- Shirey Lake in Hartman Reserve Nature Center
- Interactive map of Hartman Reserve Nature Center
- Type: Nature center
- Location: 657 Reserve Dr Cedar Falls, Iowa
- Coordinates: 42°31′13″N 92°24′42″W﻿ / ﻿42.520278°N 92.411667°W
- Area: 308.9 acres (125.0 ha)
- Created: 1938
- Founder: Iowa Watchable Wildlife Site, Important Bird Area, Silos & Smokestacks Natural Heritage Area
- Operator: Black Hawk County Conservation Board
- Hiking trails: Over six miles including the American Discovery Trail
- Other information: Exhibits: Gene and Betty Buckles Program Center and Interpretive Center
- Website: www.hartmanreserve.org

= Hartman Reserve Nature Center =

Nature reserve in Cedar Falls, Iowa, US

Hartman Reserve Nature Center is a 308.9 acre nature reserve located in Cedar Falls, Iowa. The reserve is dedicated to teaching youth about nature through hands on experiences and preservation. It is the largest undisturbed wooded area in Black Hawk County, Iowa and is home to three distinct habitats including wetland, forest, and prairie.

==History==
Hartman Reserve was named Camp Hartman when it was owned and operated by the YMCA and was only 56 acre in size. Hartman Reserve was named after John C. Hartman who was the editor for the Waterloo Daily Courier. Hartman was a nature enthusiast and amateur archaeologist. When the YMCA could not raise the money to buy the property, Hartman donated a sizable amount towards the purchase, enough to have the property bear his name.

The reserve was purchased in 1938 as a camping site for local boys and as a site for use by members of the local YMCA. The camp had a pool, a lodge, cabins and other facilities for overnight and day campers.

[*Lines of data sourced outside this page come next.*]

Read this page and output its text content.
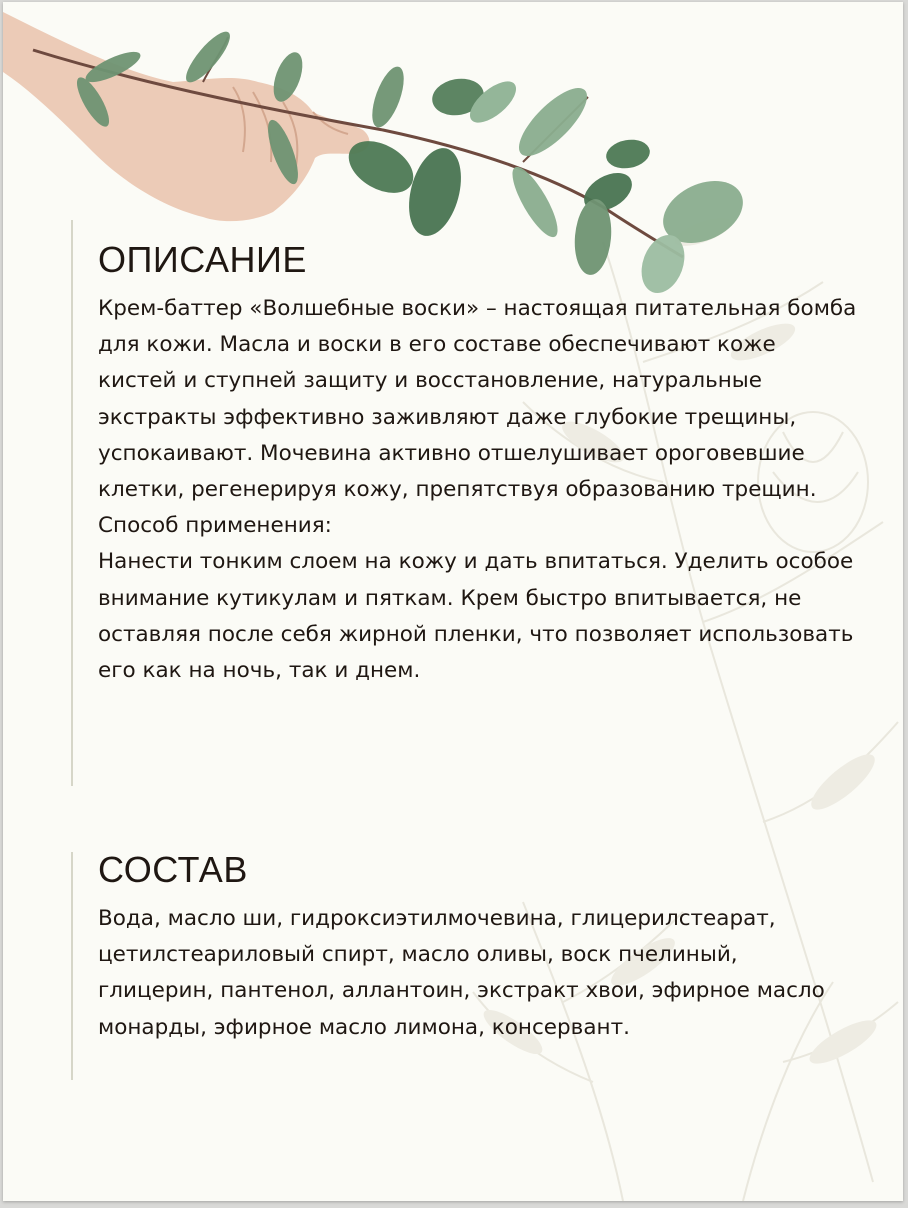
ОПИСАНИЕ

Крем-баттер «Волшебные воски» – настоящая питательная бомба для кожи. Масла и воски в его составе обеспечивают коже кистей и ступней защиту и восстановление, натуральные экстракты эффективно заживляют даже глубокие трещины, успокаивают. Мочевина активно отшелушивает ороговевшие клетки, регенерируя кожу, препятствуя образованию трещин.

Способ применения:

Нанести тонким слоем на кожу и дать впитаться. Уделить особое внимание кутикулам и пяткам. Крем быстро впитывается, не оставляя после себя жирной пленки, что позволяет использовать его как на ночь, так и днем.

СОСТАВ

Вода, масло ши, гидроксиэтилмочевина, глицерилстеарат, цетилстеариловый спирт, масло оливы, воск пчелиный, глицерин, пантенол, аллантоин, экстракт хвои, эфирное масло монарды, эфирное масло лимона, консервант.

For various reasons the YMCA decided to sell the camp in 1976. The Black Hawk County Conservation Board purchased 69 acres of the reserve from the YMCA. Eleven acres of Hartman Reserve's lowlands was briefly considered for the US 218 highway, but public opinion helped to push the route north of George Wyth Memorial State Park. The cities of Cedar Falls and Waterloo could not afford to purchase the reserve from the YMCA, so city officials and others encouraged the Black Hawk County Conservation Board to purchase the land in 1976. Additions were later made to the reserve in the lowlands area north of the former railway, now a bike path. This area included two lakes created through sand mining operations and land up to the Cedar River.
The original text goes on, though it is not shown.